Belediye imkanlarını kaybettiler

Kayyum atamalarının, iktidarın iktisadi politikalarıyla bağlantılı olduğunu kaydeden Öztürk, şöyle devam etti: “Ülkede iktisadi koşullar çok kötüye gidiyor. Savaşın içerisinde olan İsrail’de enflasyon yüzde 3, savaşan iki ülke Ukrayna ve Rusya’da enflasyon yüzde 8 civarında. Türkiye’de ise yüzde 50 civarında. Türkiye’de enflasyon savaşın olduğu ülkeler ayarında bile değil. Ayrıca iktidara yakın sendikaların bile açıkladığı açlık sınırı 21 bin TL. Bu, mevcut asgari ücretin 4 bin TL üzerinde. Bu tabloya bakıldığında iktisadi koşulların ne kadar kötü olduğunu gözle görülüyor. İktidar, belediyelerden elde edeceği imkanları da kaybetti. O yüzden kayyum atadığı herhangi bir ilçe onun çok önemli. Böylelikle el koyduğu her belediye onun rant sürecine dahil etmiş oluyor.’’

Başarılı olamazlar

Kayyum politikasının Kürt siyasi hareketini yıpratmaya dönük bir politika olduğunu, ancak iktidarın bu politikasında başarısız olduğunu kaydeden Öztürk, “İktidar ne yaparlarsa yapsın hem parlamento düzeyinde hem de yereller düzeyinde Kürt siyasi hareketinin başarısını önleyemiyor” dedi. Kayyum politikasının iktidarın demokratik, ekonomik ve siyaseten iflas ettiğinin göstergesi olduğunu belirten Öztürk, “Taş devri düzeyindeki siyaset anlayışlarına göre belediyeleri merkezileştirmek hatta Devlet Bahçeli’nin söylediği gibi ‘Seçim de yapılmasa olur. Ne olacak bir vali atanır olur biter’ diye düşünüyorlar ve öyle de yapıyorlar. Ancak bu yöntem başarılı olmuyor ve olmayacak da” diye konuştu. 

Halk moralli ve öfkeli

Kayyum atanan kentlere giden Öztürk, buralarda edindiği izlenimlere dair ise şunları aktardı: “İlk önce Mardin Büyükşehir Belediyesi önüne gittim. Orada bekleyen insanların son derece moralli ancak öfkeli olduklarını gördüm. Belediye önü beton bloklarla kapatılmıştı. ‘Her halde taş devri demokrasisi böyle bir şey olsa gerek’ diye düşünmeden edemedim. Kayyum atamasına karşı o gün DEM Parti’nin mecliste olan grup toplantısının belediye önünde yapılma kararı alınmıştı. Ancak orada bekleyen yüzlerce polis ilk elden bu toplantıyı engellemek istedi ancak halkın direnci ve kararlı duruşu orada bekleyen polis güçlerinin bir kademe geri çekilmesine neden oldu ve grup toplantısı yapıldı. Halkın bu tutumu beni çok etkiledi.”

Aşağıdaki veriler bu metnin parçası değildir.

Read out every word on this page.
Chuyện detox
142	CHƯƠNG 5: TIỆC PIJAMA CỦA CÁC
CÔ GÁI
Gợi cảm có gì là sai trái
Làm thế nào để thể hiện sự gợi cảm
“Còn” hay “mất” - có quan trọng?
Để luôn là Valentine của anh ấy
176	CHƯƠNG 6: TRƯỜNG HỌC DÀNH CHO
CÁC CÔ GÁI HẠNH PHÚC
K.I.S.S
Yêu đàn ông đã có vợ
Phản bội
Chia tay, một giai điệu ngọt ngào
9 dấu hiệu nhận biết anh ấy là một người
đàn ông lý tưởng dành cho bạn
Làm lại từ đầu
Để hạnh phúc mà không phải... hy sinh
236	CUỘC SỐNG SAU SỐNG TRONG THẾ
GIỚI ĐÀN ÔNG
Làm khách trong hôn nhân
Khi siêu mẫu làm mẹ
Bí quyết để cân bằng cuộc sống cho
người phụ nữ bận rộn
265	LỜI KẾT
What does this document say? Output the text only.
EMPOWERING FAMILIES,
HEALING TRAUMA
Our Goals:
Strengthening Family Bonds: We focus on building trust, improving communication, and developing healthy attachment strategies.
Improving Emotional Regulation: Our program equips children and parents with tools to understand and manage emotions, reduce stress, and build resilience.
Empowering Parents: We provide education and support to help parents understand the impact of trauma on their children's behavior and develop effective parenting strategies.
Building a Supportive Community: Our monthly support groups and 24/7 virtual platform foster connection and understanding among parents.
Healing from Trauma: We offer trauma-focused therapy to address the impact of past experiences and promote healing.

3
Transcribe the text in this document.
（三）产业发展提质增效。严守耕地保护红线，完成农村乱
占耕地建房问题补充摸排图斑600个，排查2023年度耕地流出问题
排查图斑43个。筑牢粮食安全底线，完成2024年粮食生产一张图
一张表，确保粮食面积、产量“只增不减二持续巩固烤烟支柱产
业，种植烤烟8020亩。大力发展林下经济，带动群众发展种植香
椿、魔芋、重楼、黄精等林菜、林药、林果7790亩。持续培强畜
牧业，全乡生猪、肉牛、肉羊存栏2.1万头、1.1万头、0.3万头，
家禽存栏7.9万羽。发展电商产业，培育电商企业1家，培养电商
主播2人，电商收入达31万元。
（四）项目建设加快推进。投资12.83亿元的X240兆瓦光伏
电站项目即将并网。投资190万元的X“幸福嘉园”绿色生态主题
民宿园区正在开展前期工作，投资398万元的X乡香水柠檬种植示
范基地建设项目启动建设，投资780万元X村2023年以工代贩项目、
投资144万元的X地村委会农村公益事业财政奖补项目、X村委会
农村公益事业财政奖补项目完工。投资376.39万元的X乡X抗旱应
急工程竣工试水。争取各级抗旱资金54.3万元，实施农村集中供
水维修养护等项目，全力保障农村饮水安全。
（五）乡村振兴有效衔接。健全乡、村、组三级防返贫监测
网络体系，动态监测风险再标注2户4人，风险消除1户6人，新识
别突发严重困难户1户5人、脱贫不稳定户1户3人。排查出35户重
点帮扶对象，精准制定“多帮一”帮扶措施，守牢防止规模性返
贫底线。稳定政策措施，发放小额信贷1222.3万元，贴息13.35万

Direniş baskıdan daha büyük

Batman’da halkın öfkesinin çok büyük olduğunu ve polisin bu öfkeyi şiddetle bastırmaya çalıştığını, ancak bunda başarılı olmadığını belirten Öztürk, “Batman merkezde toplandığımızda orada halka polis müdahalesinin bir dakika bile durmadığını gördük. Biz konuşurken bile sürekli gaz bombaları ve insanlara dönük müdahaleler yaşanıyordu. Ancak şunu gördüm gençler inanılmaz bir çaba göstererek kayyum siyaseti karşısında güçlü bir direniş sergiliyorlardı. Batman’da halkın direnişini kırmak için polisin her yerde yurttaşlara işkence yapıyordu ama direnişin baskıdan daha büyük olduğunu söyleyebilirim” şeklinde konuştu.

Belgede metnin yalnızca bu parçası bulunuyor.